How much less was later quantified. The Harvard sociologist Christopher Jencks reanalyzed Coleman’s data in the 1970s and concluded that poor black sixth-graders in majority middle-class schools were 20 months ahead of poor black sixth-graders in majority low-income schools. The statistics for poor white students were similar. In the last 40 years, Coleman’s findings, known informally as the Coleman Report, have been confirmed again and again. Most recently, in a 2006 study, Douglas Harris, an economist at the University of Wisconsin, found that when more than half the students were low-income, only 1.1 percent of schools consistently performed at a “high” level (defined as two years of scores in the top third of the U.S. Department of Education’s national achievement database in two grades and in two subjects: English and math). By contrast, 24.2 percent of schools that are majority middle-class met Harris’s standard.
To be clear: I am not claiming--and the researchers who have produced the data over the last 40 years to show that poverty is a much higher predictor of educational success than just about anything else aren't claiming this either--that poor students cannot learn. If I believed that, I wouldn't be so tired from working as hard as I do during the school year. The NYTM article gets into some of the theories about why low-poverty schools do better, as well as why poor students outperform demographically matched peers when moved into schools with less poverty. There's also some discussion about the few-and-far-between high-poverty schools that do buck the trend. It's obvious that under the right circumstances, poor students can excel--and the easiest way to achieve those circumstances is through class integration.
So, two last points, and then I'll let you all have at me in the comments: One, I argued a long time ago that a radical (and possibly successful) idea for improving Milwaukee students' achievement would be to merge MPS with surrounding suburban districts. I don't have the numbers in front of me to figure out what the proportion of F&RL students would be in a Milwaukee County Public Schools, but it would be lower than 75%--in other words, a Milwaukee County Public Schools would allow more opportunities to provide class-based integration. (Richard Kahlenberg finds examples of programs like this that have created success.)

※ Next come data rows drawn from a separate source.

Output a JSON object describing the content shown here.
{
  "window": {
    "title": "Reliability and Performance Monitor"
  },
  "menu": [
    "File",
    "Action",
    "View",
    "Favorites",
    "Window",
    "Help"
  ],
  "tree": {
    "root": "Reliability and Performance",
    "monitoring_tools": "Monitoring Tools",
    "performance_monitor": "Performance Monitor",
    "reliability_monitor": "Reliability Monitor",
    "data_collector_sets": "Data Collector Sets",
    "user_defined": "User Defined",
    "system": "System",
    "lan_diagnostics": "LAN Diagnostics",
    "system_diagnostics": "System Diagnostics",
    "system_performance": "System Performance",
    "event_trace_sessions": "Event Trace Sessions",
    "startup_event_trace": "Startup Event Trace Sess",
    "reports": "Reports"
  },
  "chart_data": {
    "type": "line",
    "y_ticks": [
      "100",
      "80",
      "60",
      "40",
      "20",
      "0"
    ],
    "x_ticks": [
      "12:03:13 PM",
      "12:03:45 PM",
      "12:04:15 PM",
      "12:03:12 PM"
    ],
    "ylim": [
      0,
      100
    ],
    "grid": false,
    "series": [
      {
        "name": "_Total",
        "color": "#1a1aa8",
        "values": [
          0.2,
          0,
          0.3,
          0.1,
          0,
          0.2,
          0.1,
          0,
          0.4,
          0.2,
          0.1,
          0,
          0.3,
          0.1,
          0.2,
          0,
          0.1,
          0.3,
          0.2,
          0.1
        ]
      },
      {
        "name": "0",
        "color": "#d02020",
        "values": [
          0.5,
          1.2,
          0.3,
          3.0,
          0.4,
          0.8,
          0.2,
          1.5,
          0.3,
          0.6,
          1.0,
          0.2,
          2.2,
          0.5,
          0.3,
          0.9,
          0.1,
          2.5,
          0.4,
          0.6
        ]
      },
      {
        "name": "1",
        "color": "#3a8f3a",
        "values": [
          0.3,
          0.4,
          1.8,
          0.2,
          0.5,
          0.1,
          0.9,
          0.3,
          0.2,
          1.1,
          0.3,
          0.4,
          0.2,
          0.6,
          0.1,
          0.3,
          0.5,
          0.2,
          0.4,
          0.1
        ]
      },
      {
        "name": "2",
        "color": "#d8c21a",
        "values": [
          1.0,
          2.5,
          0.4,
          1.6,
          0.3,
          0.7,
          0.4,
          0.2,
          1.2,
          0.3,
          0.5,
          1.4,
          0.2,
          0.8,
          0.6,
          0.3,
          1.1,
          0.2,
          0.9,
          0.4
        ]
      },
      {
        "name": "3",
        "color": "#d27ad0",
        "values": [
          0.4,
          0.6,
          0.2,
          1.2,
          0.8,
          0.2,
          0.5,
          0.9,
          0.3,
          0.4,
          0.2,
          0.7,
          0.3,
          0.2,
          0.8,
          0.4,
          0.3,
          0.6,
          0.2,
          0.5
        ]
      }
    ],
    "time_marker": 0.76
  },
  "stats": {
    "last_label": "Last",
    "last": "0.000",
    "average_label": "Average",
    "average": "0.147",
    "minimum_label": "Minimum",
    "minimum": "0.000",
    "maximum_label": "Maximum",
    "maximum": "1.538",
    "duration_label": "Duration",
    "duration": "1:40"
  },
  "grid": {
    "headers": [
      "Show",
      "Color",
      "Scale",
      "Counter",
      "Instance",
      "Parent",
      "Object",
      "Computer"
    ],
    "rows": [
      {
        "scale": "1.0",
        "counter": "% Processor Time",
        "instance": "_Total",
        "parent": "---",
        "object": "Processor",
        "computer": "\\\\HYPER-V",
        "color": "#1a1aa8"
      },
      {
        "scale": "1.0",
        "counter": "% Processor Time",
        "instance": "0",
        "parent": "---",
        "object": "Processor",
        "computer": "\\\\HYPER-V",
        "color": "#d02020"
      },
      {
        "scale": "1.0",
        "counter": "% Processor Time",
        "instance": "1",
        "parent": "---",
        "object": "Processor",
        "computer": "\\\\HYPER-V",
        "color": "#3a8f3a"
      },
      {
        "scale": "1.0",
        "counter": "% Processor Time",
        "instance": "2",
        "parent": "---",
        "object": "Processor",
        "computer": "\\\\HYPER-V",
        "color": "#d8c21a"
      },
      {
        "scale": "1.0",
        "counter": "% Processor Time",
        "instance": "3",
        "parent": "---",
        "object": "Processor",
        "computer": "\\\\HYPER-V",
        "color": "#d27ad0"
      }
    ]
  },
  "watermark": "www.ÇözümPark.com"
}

Two, I don't doubt that MMAC in general is interested in increasing prosperity in Milwaukee. However, they seem (from my perspective here on the futon) much less interested in finding ways to reduce poverty in the city than in finding ways to fatten the wallets of the business class. If they truly wanted to see a difference in Milwaukee students' test scores, they would be more concerned about changes in Milwaukee families' lives.